Baseball, Theater =Life at Second Story

For 2nd Story Theatre, 2012 opens with Take Me Out, Richard Greenberg’s provocative examination of “America’s game,” offering a locker room view of how a baseball team reacts when it’s star player suddenly and unapologetically outs himself. Artistic Director Ed Shea promises “it’s one of those plays that people will talk about for seasons to come.”

Thanks to some extremely powerful performances — and plenty of male nudity — he may be right.

Emphasizing the metaphorical nature of baseball for life, Greenberg’s play provokes deep thought but almost crumbles beneath its own weightiness. To many, star baseball player Darren Lemming appears to be one of these gifted godlike athletes endowed with limitless skill and grace. Yet, his announcement tests the boundaries of friendship, loyalty and male camaraderie while challenging long cherished traditions.

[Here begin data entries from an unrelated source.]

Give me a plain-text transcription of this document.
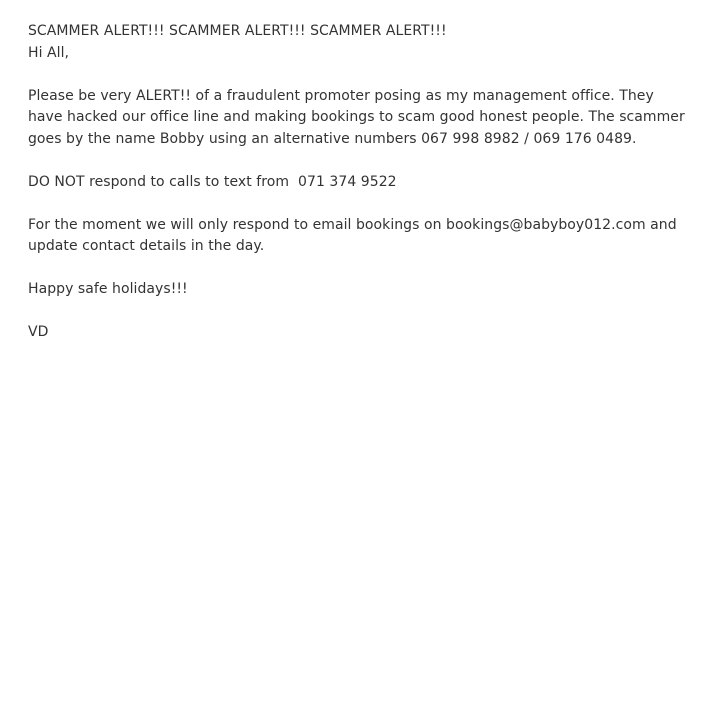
SCAMMER ALERT!!! SCAMMER ALERT!!! SCAMMER ALERT!!!

Hi All,

Please be very ALERT!! of a fraudulent promoter posing as my management office. They have hacked our office line and making bookings to scam good honest people. The scammer goes by the name Bobby using an alternative numbers 067 998 8982 / 069 176 0489.

DO NOT respond to calls to text from  071 374 9522

For the moment we will only respond to email bookings on bookings@babyboy012.com and update contact details in the day.

Happy safe holidays!!!

VD
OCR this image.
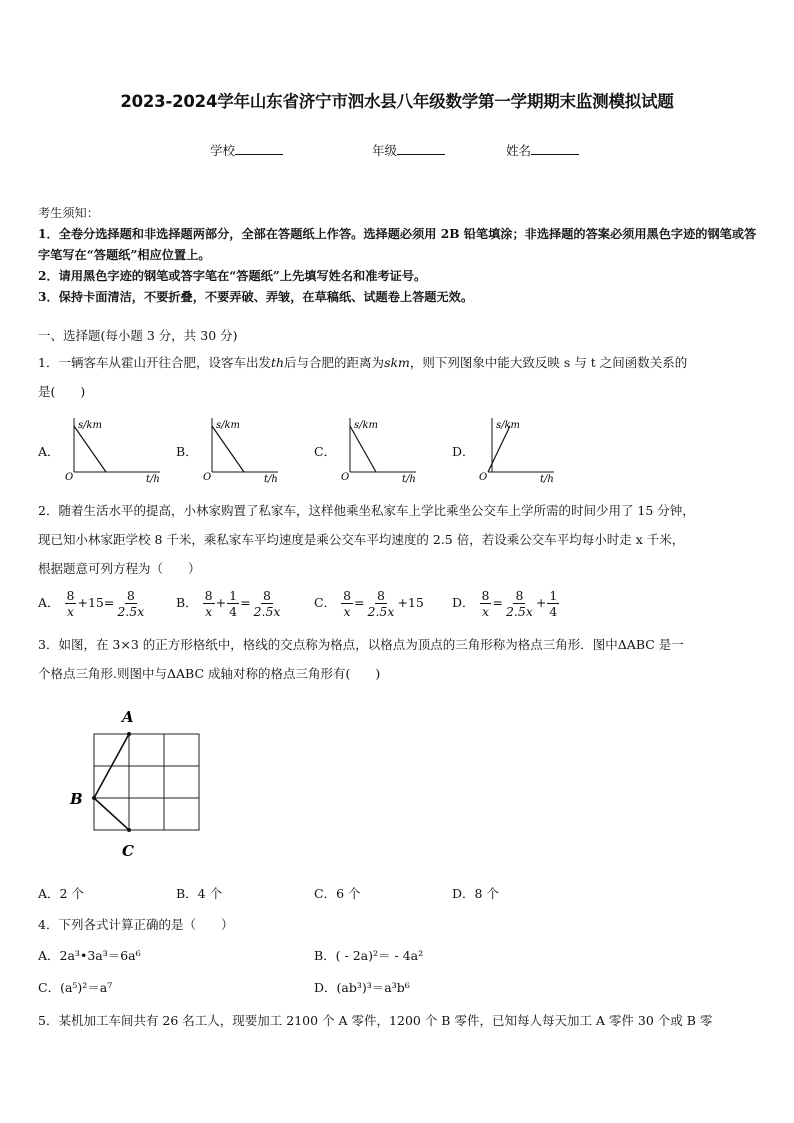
2023-2024学年山东省济宁市泗水县八年级数学第一学期期末监测模拟试题
学校	年级	姓名
考生须知：
1．全卷分选择题和非选择题两部分，全部在答题纸上作答。选择题必须用 2B 铅笔填涂；非选择题的答案必须用黑色字迹的钢笔或答字笔写在“答题纸”相应位置上。
2．请用黑色字迹的钢笔或答字笔在“答题纸”上先填写姓名和准考证号。
3．保持卡面清洁，不要折叠，不要弄破、弄皱，在草稿纸、试题卷上答题无效。
一、选择题(每小题 3 分，共 30 分)
1．一辆客车从霍山开往合肥，设客车出发th后与合肥的距离为skm，则下列图象中能大致反映 s 与 t 之间函数关系的
是(　　)
A．
s/km
t/h
O
B．
s/km
t/h
O
C．
s/km
t/h
O
D．
s/km
t/h
O
2．随着生活水平的提高，小林家购置了私家车，这样他乘坐私家车上学比乘坐公交车上学所需的时间少用了 15 分钟，
现已知小林家距学校 8 千米，乘私家车平均速度是乘公交车平均速度的 2.5 倍，若设乘公交车平均每小时走 x 千米，
根据题意可列方程为（　　）
A． $\frac{8}{x} +15= \frac{8}{2.5x}$ B． $\frac{8}{x} + \frac{1}{4} = \frac{8}{2.5x}$	C． $\frac{8}{x} = \frac{8}{2.5x} +15$ D． $\frac{8}{x} = \frac{8}{2.5x} + \frac{1}{4}$
3．如图，在 3×3 的正方形格纸中，格线的交点称为格点，以格点为顶点的三角形称为格点三角形．图中ΔABC 是一
个格点三角形.则图中与ΔABC 成轴对称的格点三角形有(　　)
A
B
C
A．2 个	B．4 个	C．6 个	D．8 个
4．下列各式计算正确的是（　　）
A．2a³•3a³＝6a⁶	B．( - 2a)²＝ - 4a²
C．(a⁵)²＝a⁷	D．(ab³)³＝a³b⁶
5．某机加工车间共有 26 名工人，现要加工 2100 个 A 零件，1200 个 B 零件，已知每人每天加工 A 零件 30 个或 B 零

The play’s biggest obstacle proves to be the uncertainty about what Greenberg attempts to accomplish and whether or not he succeeds.


Shane, the bigoted, knuckle dragging homophobe, seems the play’s obvious villain. But, Jeff Church’s powerful, tour de force performance makes him a tragic and sympathetic figure. Darren (Ara Boghigian) comes off as a manipulative and calculating narcissist. Perhaps, if his cockiness were dialed back just a bit, later efforts at humility wouldn’t seem so shallow. Greenberg doesn’t really give the audience anybody to wholeheartedly cheer for.

The most likeable character may very well be Mason (Kevin Broccoli), Darren’s gay business manager. With an unadulterated passion for baseball, Mason appears to be the only one capable of looking beyond Darren’s homosexuality, continually reminding him why he plays the game and why so many people love the game he plays. In the end, Darren appears to be the one having the most difficulty coming to terms with his sexuality and his role as a baseball god.

When friend and teammate Kippy (Tim White) observes how his coming out has made him less godlike and more human, the young star seems troubled, referring to Kippy’s observation as a “demotion.” This makes one ponder that if he had to do it all over again, be “true to himself” or remain godlike, Darren might just chose the latter.

Another revealing moment occurs when the team’s manager (Eric Behr) subtly accuses Darren of breaking the cardinal rule of all team sports by placing himself above the team….not by coming out, but by intentionally remaining a lighting rod afterward. His belittling of those who simply don’t agree with his lifestyle, or his insistence that Shane be punished more, enflame matters further. Ironically, the linguistically-challenged Japanese pitcher Kawabata (Kyle Blanchette) sums things up rather succinctly: “For many baseball is not just a metaphor, it’s everything.”

Greenberg ratchets-up the already controversial subject matter by continually espousing the Freudian concept that all heterosexuals have latent homosexual tendencies. To promote this idea, the play features heavy doses of male full-frontal nudity, an obvious metaphor for being “outed” or exposed. Suddenly, team members become self- conscious during what used to be the mundane act of showering together, proving, as Greenberg concludes through Kippy, they are all “in denial.” But, as the play progresses, the nudity becomes extraneous and gratuitous culminating in a shower scene that stretches the limits of believability, causing one to truly consider Darren’s calculating nature.

Darren, though, is not alone with his flaws. His best friend Davey (Marlon Carey), who encourages him to “be honest,” ultimately rebukes him for being a “pervert” simply to protect his own masculine image. Kippy, who always tries to do and say the right thing, clumsily contributes to the hatred in more ways than he could possibly imagine.

While Take Me Out has its shortcomings, the performances alone make it a must see.